Cleanness by Garth Greenwell is the sort of “novel” that makes me wonder why “literary fiction” almost always seems to be nothing more than pseudo-intellectual navel gazing narcissism. When did it become such an absolute chore to read?
I picked Cleanness randomly from online recommended reading shelves, the recommendations coming from someone who is supposedly smart about such things, an NPR or New Yorker pick. Probably the New Yorker since excerpts were previously published there, before being crammed together with other pieces published in other “literary” magazines, and it appears an attempt to capitalize on his early success on his first novel, which I’ve not read. While I understand the financial need to do so, something which has been probably true for writers ever since they began writing, it also helps clarify why many second novels flop. But perhaps there’s something deeper going on. Maybe it’s another example of writers with some talent pushing literature into creative new directions. Or maybe it shows just how out of touch the literati are with most readers and the majority of middle class readers.

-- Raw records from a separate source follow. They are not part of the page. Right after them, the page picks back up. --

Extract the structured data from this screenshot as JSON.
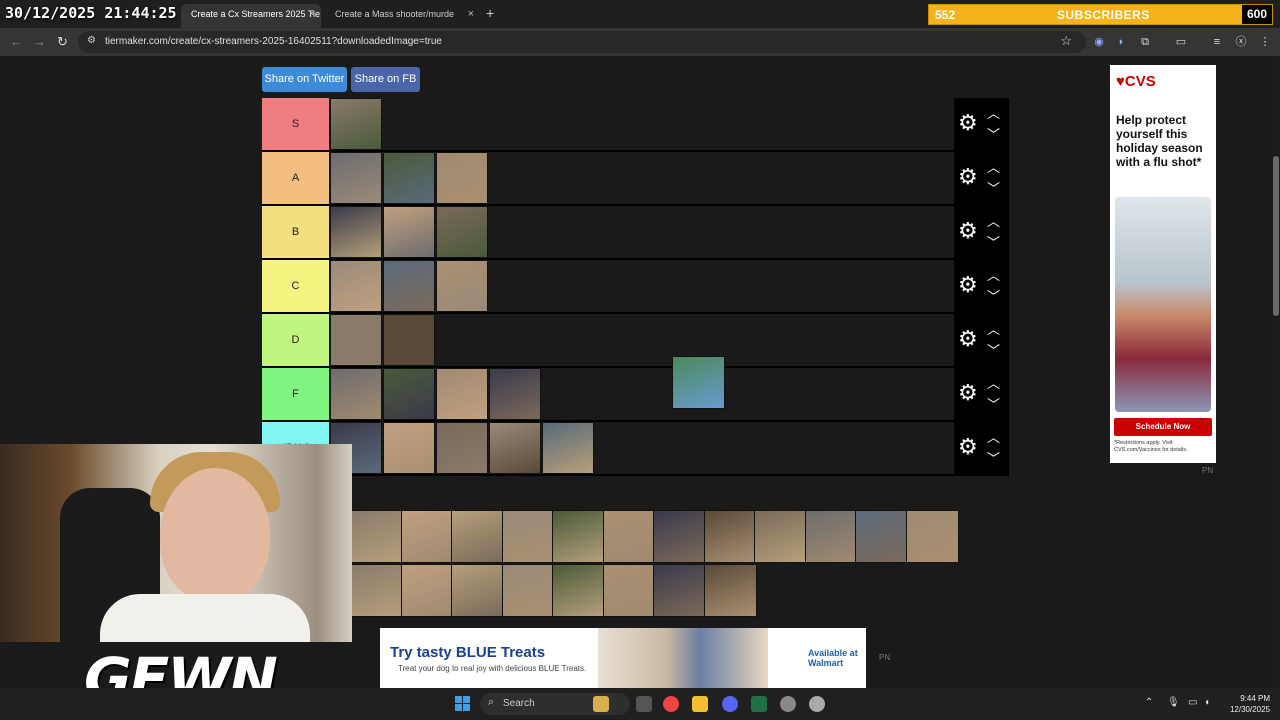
{
  "browser": {
    "clock_overlay": "30/12/2025 21:44:25",
    "tabs": [
      {
        "label": "Create a Cx Streamers 2025 Tie",
        "active": true
      },
      {
        "label": "Create a Mass shooter/murde",
        "active": false
      }
    ],
    "new_tab": "+",
    "close": "×",
    "url": "tiermaker.com/create/cx-streamers-2025-16402511?downloadedImage=true"
  },
  "subscriber_goal": {
    "count": "552",
    "label": "SUBSCRIBERS",
    "goal": "600"
  },
  "page": {
    "share_twitter": "Share on Twitter",
    "share_fb": "Share on FB",
    "tiers": [
      {
        "label": "S",
        "color": "#f07d7f",
        "items": 1
      },
      {
        "label": "A",
        "color": "#f3bf80",
        "items": 3
      },
      {
        "label": "B",
        "color": "#f3df80",
        "items": 3
      },
      {
        "label": "C",
        "color": "#f4f580",
        "items": 3
      },
      {
        "label": "D",
        "color": "#c0f57f",
        "items": 2
      },
      {
        "label": "F",
        "color": "#7ff47f",
        "items": 4
      },
      {
        "label": "IDK /",
        "color": "#7ff5f4",
        "items": 5
      }
    ],
    "pool_count": 20
  },
  "ads": {
    "side": {
      "brand": "♥CVS",
      "headline": "Help protect yourself this holiday season with a flu shot*",
      "cta": "Schedule Now",
      "fine_print": "*Restrictions apply. Visit CVS.com/Vaccines for details."
    },
    "bottom": {
      "title": "Try tasty BLUE Treats",
      "subtitle": "Treat your dog to real joy with delicious BLUE Treats.",
      "retailer": "Available at Walmart"
    },
    "pn": "PN"
  },
  "overlay": {
    "logo": "GEWN"
  },
  "taskbar": {
    "search": "Search",
    "time": "9:44 PM",
    "date": "12/30/2025"
  }
}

Cleanness shows a mastery of the language, and moments are worth reading. I suspect those moments are different for each reader, depending on what you’re into. For example, the overly lengthy BDSM scene might be your thing. (All scenes are overly lengthy, so much so that you might feel beaten to death with the words.) For me, it was the initial scene when the narcissistic narrator engages in a coffee shop discussion with a student who is lamenting the loss of his lover. The gayness in this opening scene is beside the point. You can feel the hard edge, the open hurt, deeply felt by those of us fortunate to have been in love. The other scene was the first street protest, which surges along with the writing style well suited to imitate the surge of the crowd. The narrator is a literature teacher in Bulgaria where attitudes toward gay relationships are, as you might imagine, repressive. The protests are for or against something nebulous, but gay rights is an overriding theme in the book.
All secondary characters are identified with a letter, R. or N. or whatever, which seems to serve little purpose except perhaps to emphasize anonymity in the face of oppression, but mostly only emphasizes the already oppressive attention to the narrator, and to allow me to characterize it as an alphabet soup of characters swimming around in weak broth, which I very much appreciate.
Basically, I’ve become a reading masochist, able to wade my way through pages and pages of no paragraph steam of consciousness descriptions of the narrator’s feelings. And no, I’m not unsympathetic because it’s all about gay love. I even tried substituting “she” for he and reading it, discovering that the so-called story felt the same, a 200-plus page one-note effusion roiling out into the darkness like my wife’s snoring and exacerbating my insomnia. Perhaps it’s my fault, my age, my willingness to be as experimental in my reading as writers are in their writing. I’ve more time to read and thus more time to subject myself to books like Cleanness, then of course having to clean myself off with a lousy review like this one.
Lastly, since so much of this and other literary novels are from writers who publish in high class literary journals, it makes me wonder about their relevance, outside the academic literary world. Over the years, I’ve found a few stories in these journals that were excellent, but the vast majority of them were bafflingly lackluster and often read like tedious navel-gazing reflections, showcases for a good vocabulary, or strict workshop writing. Maybe it’s because the editors are usually academics? The echo chamber of the intellectually privileged? Maybe I just prefer a story with a punch line or a few twists and surprises, you know, something that requires thought that draws you into another world and doesn’t subject the reader to someone who just repetitively vomits emotions.
And the irony isn’t lost on me that this “review” is more about me as reader than it is trying to tell you what Cleanness is all about. I must be too dumb to truly understand its significance, but at least this review isn’t over 200 pages of gush.